4. What about student privacy?
An important concern relating to adopting new online technologies is data privacy - and so it should be. The responsible operators are obliged to take care of this and should be able to verify it, too. The issue of data is, however, manifold and can easily lead to unnecessary misunderstandings. It is one thing to ensure you have transparent access to your personal data and where is it stored. But another aspect to it is how the collected non-personal level metadata provides us with analytics and helps to deliver learner-adaptive actions supporting the individual.
So how could this learning technology help serve the UWC mission?
In this VUCA (volatile, uncertain, complex and ambiguous) global context, UWC students and alumni need the skills, platforms and experiences to learn constantly. This will help us adapt and creatively problem-solve for peace and a sustainable future.

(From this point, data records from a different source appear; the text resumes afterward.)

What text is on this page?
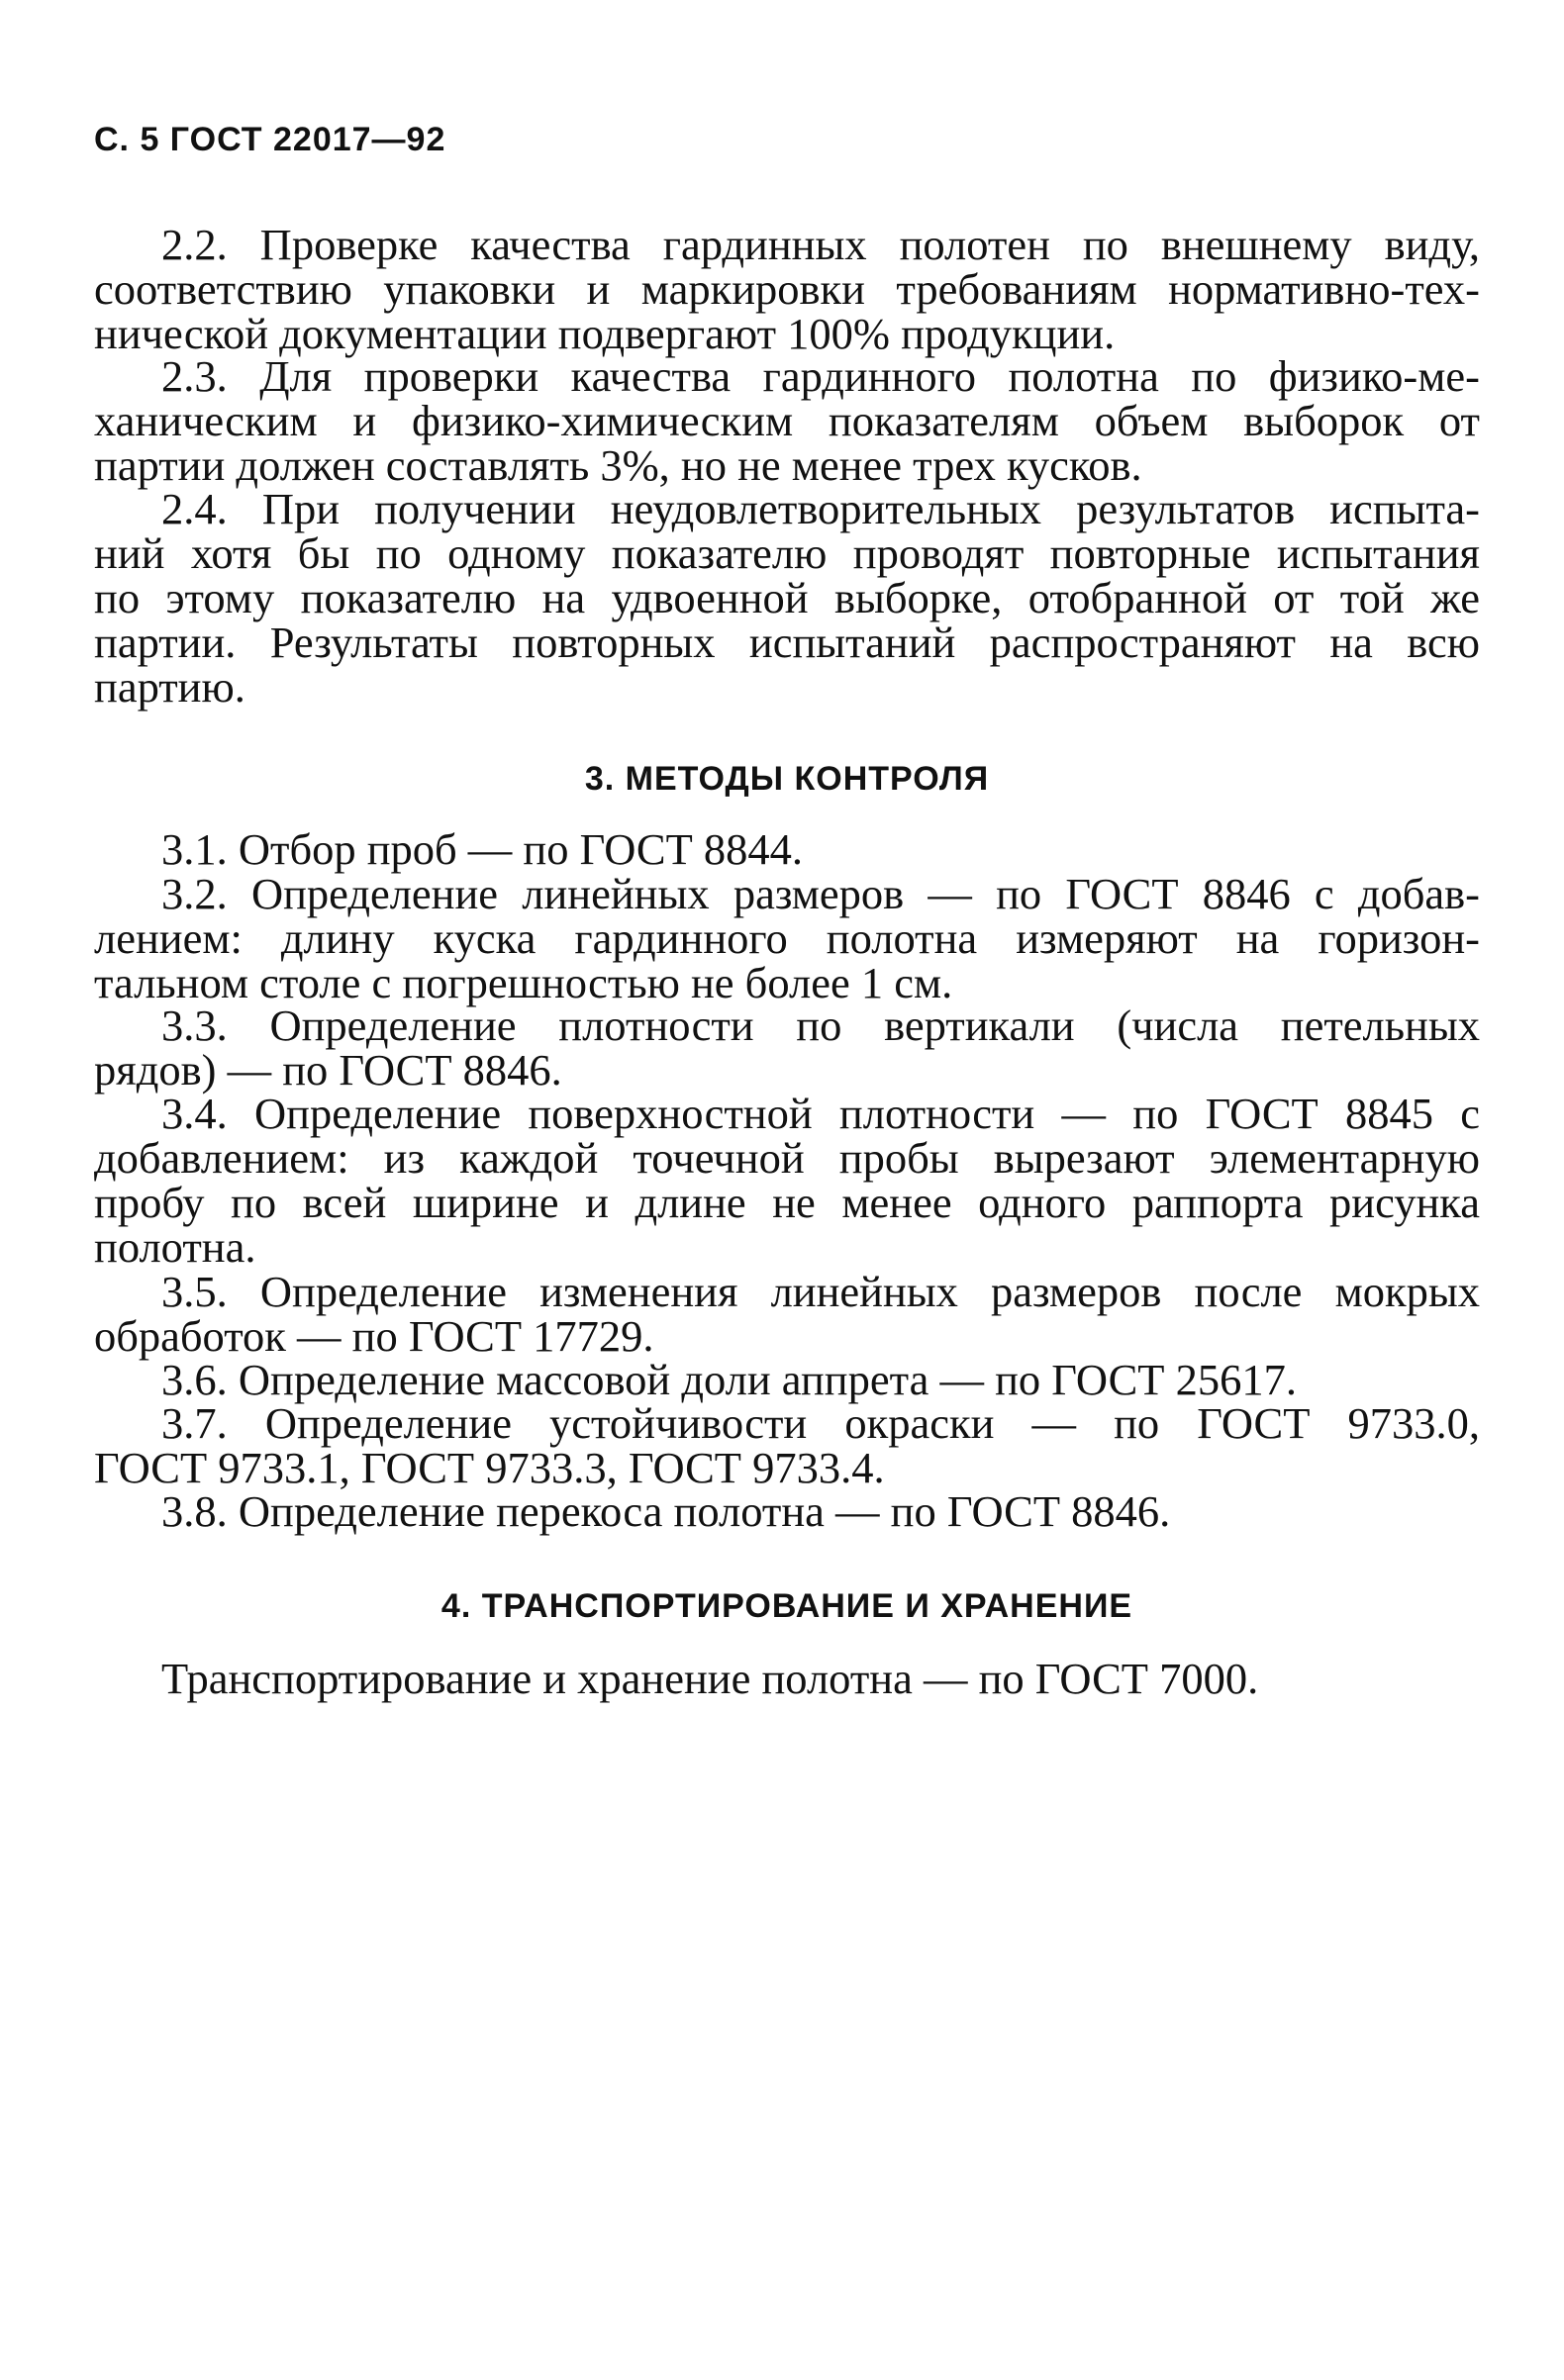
С. 5 ГОСТ 22017—92
2.2. Проверке качества гардинных полотен по внешнему виду,
соответствию упаковки и маркировки требованиям нормативно-тех-
нической документации подвергают 100% продукции.
2.3. Для проверки качества гардинного полотна по физико-ме-
ханическим и физико-химическим показателям объем выборок от
партии должен составлять 3%, но не менее трех кусков.
2.4. При получении неудовлетворительных результатов испыта-
ний хотя бы по одному показателю проводят повторные испытания
по этому показателю на удвоенной выборке, отобранной от той же
партии. Результаты повторных испытаний распространяют на всю
партию.
3. МЕТОДЫ КОНТРОЛЯ
3.1. Отбор проб — по ГОСТ 8844.
3.2. Определение линейных размеров — по ГОСТ 8846 с добав-
лением: длину куска гардинного полотна измеряют на горизон-
тальном столе с погрешностью не более 1 см.
3.3. Определение плотности по вертикали (числа петельных
рядов) — по ГОСТ 8846.
3.4. Определение поверхностной плотности — по ГОСТ 8845 с
добавлением: из каждой точечной пробы вырезают элементарную
пробу по всей ширине и длине не менее одного раппорта рисунка
полотна.
3.5. Определение изменения линейных размеров после мокрых
обработок — по ГОСТ 17729.
3.6. Определение массовой доли аппрета — по ГОСТ 25617.
3.7. Определение устойчивости окраски — по ГОСТ 9733.0,
ГОСТ 9733.1, ГОСТ 9733.3, ГОСТ 9733.4.
3.8. Определение перекоса полотна — по ГОСТ 8846.
4. ТРАНСПОРТИРОВАНИЕ И ХРАНЕНИЕ
Транспортирование и хранение полотна — по ГОСТ 7000.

We are already a global community of students, teachers, and alumni who collaborate, share, learn and co-create. Innovative technologies can take this further by weaving together learning experiences at UWC schools and colleges - as well as for and with UWC alumni and partners. These technologies can help with self-determined learning and the individual learning journey, as much as they can support learning across the movement to help us achieve common aims. Our exciting challenge is how to harness the best that digital learning has to offer in our journey to make education a force to unite people, nations, and cultures for peace and a sustainable future.